Nasti fühlte sich geschmeichelt, doch ihre Eltern hatten sie dazu erzogen, stets bescheiden zu sein und sich nichts auf ihr gutes Aussehen einzubilden.

"Lern was Anständiges, denn Schönheit vergeht!", tönte es ihr noch in den Ohren.

"Hätten Sie Lust, meine neue Kollektion auf der Fashion Week in Paris zu präsentieren?", fragte sie der Designer ohne Umschweife. Er hatte eine entwaffnende Art, mit Menschen umzugehen und meistens erhielt er das, was er wollte.
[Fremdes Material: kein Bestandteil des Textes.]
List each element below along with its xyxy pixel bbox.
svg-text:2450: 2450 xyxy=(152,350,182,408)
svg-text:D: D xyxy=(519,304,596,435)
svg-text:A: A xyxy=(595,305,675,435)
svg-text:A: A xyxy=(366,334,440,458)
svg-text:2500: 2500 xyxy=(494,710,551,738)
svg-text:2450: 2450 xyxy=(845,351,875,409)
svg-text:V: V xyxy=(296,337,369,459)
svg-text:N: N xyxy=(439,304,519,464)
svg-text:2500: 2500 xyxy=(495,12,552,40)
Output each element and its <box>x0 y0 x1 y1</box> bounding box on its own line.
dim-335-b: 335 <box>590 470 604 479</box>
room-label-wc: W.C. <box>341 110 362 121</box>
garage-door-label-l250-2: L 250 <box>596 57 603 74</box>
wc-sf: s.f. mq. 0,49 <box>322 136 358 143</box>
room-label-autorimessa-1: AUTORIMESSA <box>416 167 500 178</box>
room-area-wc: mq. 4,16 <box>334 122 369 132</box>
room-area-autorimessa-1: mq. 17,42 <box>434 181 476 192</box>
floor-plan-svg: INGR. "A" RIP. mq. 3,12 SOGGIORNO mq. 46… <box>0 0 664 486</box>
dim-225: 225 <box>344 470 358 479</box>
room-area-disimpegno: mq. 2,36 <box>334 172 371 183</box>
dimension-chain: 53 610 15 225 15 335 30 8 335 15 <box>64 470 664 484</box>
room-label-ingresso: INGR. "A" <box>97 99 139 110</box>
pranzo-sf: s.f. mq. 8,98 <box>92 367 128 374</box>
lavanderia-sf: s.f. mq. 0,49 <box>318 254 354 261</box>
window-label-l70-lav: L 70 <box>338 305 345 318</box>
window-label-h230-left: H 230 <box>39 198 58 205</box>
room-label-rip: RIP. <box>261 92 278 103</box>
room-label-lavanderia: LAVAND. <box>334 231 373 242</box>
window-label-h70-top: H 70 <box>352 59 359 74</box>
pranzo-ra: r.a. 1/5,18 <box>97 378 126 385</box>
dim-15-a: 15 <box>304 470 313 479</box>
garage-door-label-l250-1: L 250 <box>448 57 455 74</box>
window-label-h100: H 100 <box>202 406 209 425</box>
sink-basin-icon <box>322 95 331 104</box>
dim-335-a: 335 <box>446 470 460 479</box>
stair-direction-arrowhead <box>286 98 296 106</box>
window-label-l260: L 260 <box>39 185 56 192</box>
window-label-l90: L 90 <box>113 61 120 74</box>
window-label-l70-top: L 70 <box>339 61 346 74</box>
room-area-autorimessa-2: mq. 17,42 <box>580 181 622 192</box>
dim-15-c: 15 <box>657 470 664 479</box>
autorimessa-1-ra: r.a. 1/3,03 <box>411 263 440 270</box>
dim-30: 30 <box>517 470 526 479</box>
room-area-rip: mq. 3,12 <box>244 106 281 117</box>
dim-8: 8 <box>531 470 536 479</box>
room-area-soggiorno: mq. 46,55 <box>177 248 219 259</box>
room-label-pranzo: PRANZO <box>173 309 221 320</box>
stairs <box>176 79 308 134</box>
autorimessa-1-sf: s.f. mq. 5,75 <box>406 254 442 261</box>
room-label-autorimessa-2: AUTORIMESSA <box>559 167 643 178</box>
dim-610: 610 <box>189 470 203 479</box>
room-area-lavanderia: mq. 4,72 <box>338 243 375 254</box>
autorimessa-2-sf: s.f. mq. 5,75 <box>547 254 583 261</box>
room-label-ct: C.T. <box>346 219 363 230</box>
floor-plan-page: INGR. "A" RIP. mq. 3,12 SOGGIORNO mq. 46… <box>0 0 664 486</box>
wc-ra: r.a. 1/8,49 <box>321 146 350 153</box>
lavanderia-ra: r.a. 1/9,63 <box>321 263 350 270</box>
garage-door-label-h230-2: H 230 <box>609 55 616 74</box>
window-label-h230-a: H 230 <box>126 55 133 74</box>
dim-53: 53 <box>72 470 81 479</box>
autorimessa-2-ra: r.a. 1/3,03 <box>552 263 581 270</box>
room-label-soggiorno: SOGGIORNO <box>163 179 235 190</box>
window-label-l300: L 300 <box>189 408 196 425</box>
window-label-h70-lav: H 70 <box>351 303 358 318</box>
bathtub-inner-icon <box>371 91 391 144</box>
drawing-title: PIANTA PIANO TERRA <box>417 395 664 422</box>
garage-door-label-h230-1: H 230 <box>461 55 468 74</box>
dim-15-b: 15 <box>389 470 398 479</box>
Nastis uneingeschränkte Sympathie gewann der Modemacher jedoch durch eine Geste, die nicht jedermanns Sache gewesen wäre. Er war sich nämlich nicht zu fein, die Exkremente einer Dogge, die sich in diesem Moment völlig unverfroren unmittelbar vor dem Modezaren erleichtert hatte, einzusammeln, nachdem er Nasti um eine Plastiktüte gebeten hatte, die sie zu diesem Zweck stets bei sich führte, und sie samt Inhalt vorschriftsmäßig in einem Abfalleimer zu entsorgen. Nun lächelte Nasti ihn zum ersten Mal an. In diesem Moment sah sie wirklich aus wie Kim Basinger in "Sag niemals nie".

"Gern, aber wie stellen Sie sich das vor?", fragte das junge Mädchen unsicher.

"Ganz einfach: Treffen wir uns heute Abend um acht in der Seerose in Schwabing und dort besprechen wir dann alles Weitere."

"OK, ich werde dort sein.", antwortete Nastassja Albers.

"Hier ist meine Karte." Der Modeschöpfer reichte ihr seine Visitenkarte.

Auf Leinenpapier konnte man in goldenen Lettern lesen: Carsten Freudenreich – Modeschöpfer – Turmweg 33 Hamburg-Pöseldorf.

Darauf hatte der Designer mit schwarzem Filzstift seine Telefonnummer geschrieben, unter der er in München zu erreichen war. 

"Tschüssi!", rief er ihr noch zu, dann stieg er in seinen Spider und raste davon. Nasti blieb einen Augenblick reglos stehen, dann fasste sie sich wieder, streichelte dem Collie und der Dogge übers Fell und machte sich auf den Heimweg.